The number of workplace safety inspectors employed by the Trump administration has fallen since October 2, according to a recent Freedom of Information Act request. The reduction has led to a 4 percent decrease in the number of safety inspectors employed by the Occupational Safety and Health Administration (OSHA). These reductions could have major implications for Pennsylvania businesses.

According to the Freedom of Information Act request, 40 OSHA inspectors have left the office through attrition since early October. So far, none of those inspectors have been replaced. This attrition has driven the total number of OSHA inspectors below 1,000. OSHA inspectors are responsible for reviewing places of work for safety violations and hazards. These inspections can lead to hefty fines if OSHA determines a workplace doesn't meet safety standards.

The shrinking OSHA workforce is only one part of President Trump's vow to shrink the size of the federal government workforce. According to the Office of Personnel Management, there are currently 16,000 fulltime federal employees than at the end of 2016. While some experts are concerned at the shrinking force of OSHA investigators, the Department of Labor claims to have recently hired 'several additional inspectors." Furthermore, they claim to be in the processing of hiring over two dozen additional inspectors.

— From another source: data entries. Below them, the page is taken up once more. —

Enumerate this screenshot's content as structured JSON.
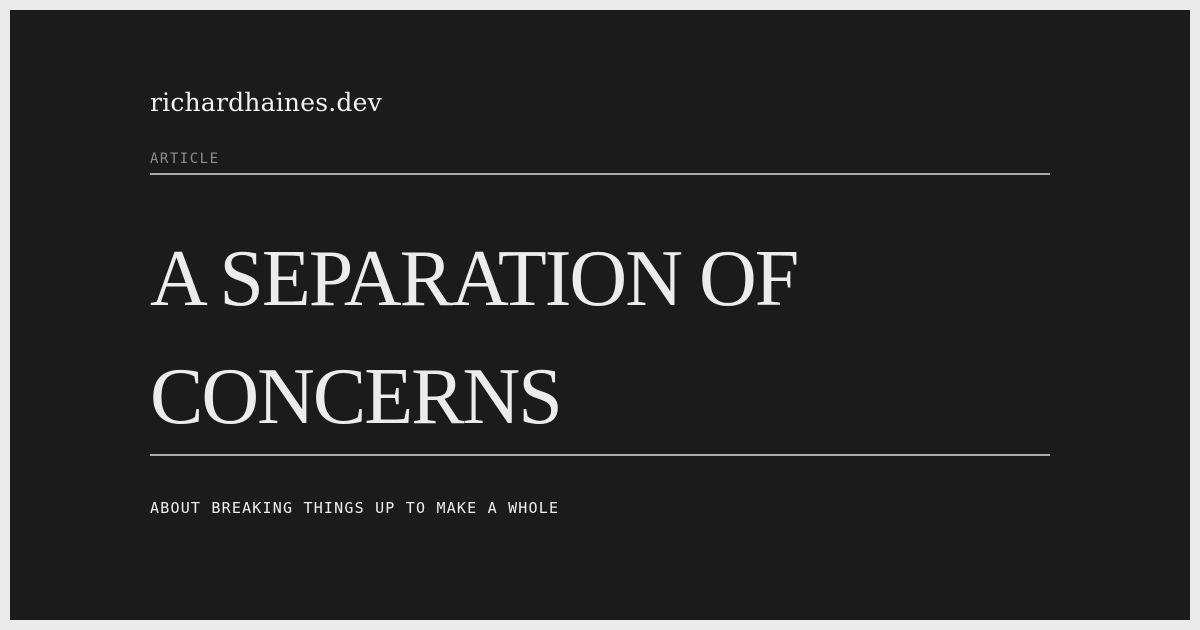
{
  "site": {
    "name": "richardhaines.dev"
  },
  "article": {
    "kicker": "ARTICLE",
    "title": "A SEPARATION OF CONCERNS",
    "subtitle": "ABOUT BREAKING THINGS UP TO MAKE A WHOLE"
  }
}
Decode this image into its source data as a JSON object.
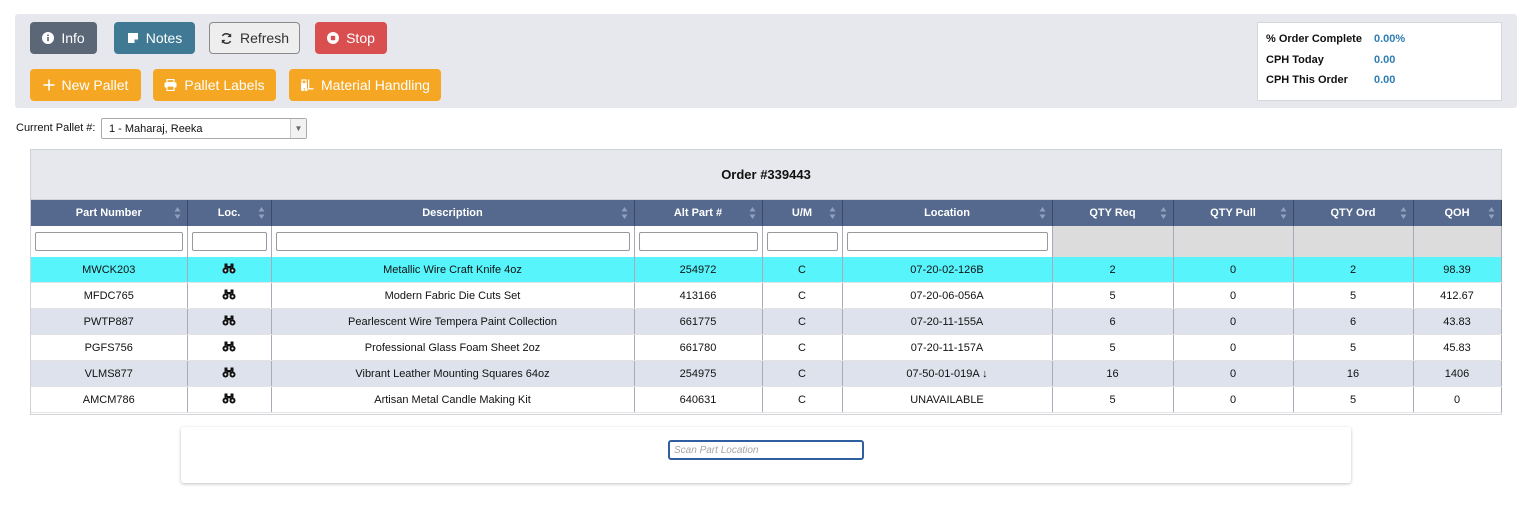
{
  "toolbar": {
    "info_label": "Info",
    "notes_label": "Notes",
    "refresh_label": "Refresh",
    "stop_label": "Stop",
    "new_pallet_label": "New Pallet",
    "pallet_labels_label": "Pallet Labels",
    "material_handling_label": "Material Handling"
  },
  "stats": {
    "order_complete_label": "% Order Complete",
    "order_complete_value": "0.00%",
    "cph_today_label": "CPH Today",
    "cph_today_value": "0.00",
    "cph_order_label": "CPH This Order",
    "cph_order_value": "0.00"
  },
  "pallet": {
    "label": "Current Pallet #:",
    "selected": "1 - Maharaj, Reeka"
  },
  "order": {
    "title": "Order #339443"
  },
  "columns": [
    "Part Number",
    "Loc.",
    "Description",
    "Alt Part #",
    "U/M",
    "Location",
    "QTY Req",
    "QTY Pull",
    "QTY Ord",
    "QOH"
  ],
  "rows": [
    {
      "part": "MWCK203",
      "desc": "Metallic Wire Craft Knife 4oz",
      "alt": "254972",
      "um": "C",
      "location": "07-20-02-126B",
      "req": "2",
      "pull": "0",
      "ord": "2",
      "qoh": "98.39"
    },
    {
      "part": "MFDC765",
      "desc": "Modern Fabric Die Cuts Set",
      "alt": "413166",
      "um": "C",
      "location": "07-20-06-056A",
      "req": "5",
      "pull": "0",
      "ord": "5",
      "qoh": "412.67"
    },
    {
      "part": "PWTP887",
      "desc": "Pearlescent Wire Tempera Paint Collection",
      "alt": "661775",
      "um": "C",
      "location": "07-20-11-155A",
      "req": "6",
      "pull": "0",
      "ord": "6",
      "qoh": "43.83"
    },
    {
      "part": "PGFS756",
      "desc": "Professional Glass Foam Sheet 2oz",
      "alt": "661780",
      "um": "C",
      "location": "07-20-11-157A",
      "req": "5",
      "pull": "0",
      "ord": "5",
      "qoh": "45.83"
    },
    {
      "part": "VLMS877",
      "desc": "Vibrant Leather Mounting Squares 64oz",
      "alt": "254975",
      "um": "C",
      "location": "07-50-01-019A ↓",
      "req": "16",
      "pull": "0",
      "ord": "16",
      "qoh": "1406"
    },
    {
      "part": "AMCM786",
      "desc": "Artisan Metal Candle Making Kit",
      "alt": "640631",
      "um": "C",
      "location": "UNAVAILABLE",
      "req": "5",
      "pull": "0",
      "ord": "5",
      "qoh": "0"
    }
  ],
  "scan": {
    "placeholder": "Scan Part Location"
  },
  "colors": {
    "highlight_row": "#57f5fb",
    "header_bg": "#54698d",
    "stat_value": "#2e7eb4",
    "orange": "#f5a623",
    "stop": "#d94f4f"
  }
}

Some experts are concerned that a smaller number of inspectors could lead to lax enforcement and more hazardous working environments. It's not uncommon for individuals to become injured due to conditions to OSHA violations at the workplace. Injuries suffered at work would entitle that individual to damages including medical bills, lost wages, and pain and suffering. An attorney with experience in worker's compensation law may be able to pursue a claim with the employer's insurance company and negotiate a settlement. In the event settlement talks fail, an attorney may be able to press the worker's compensation claim in court.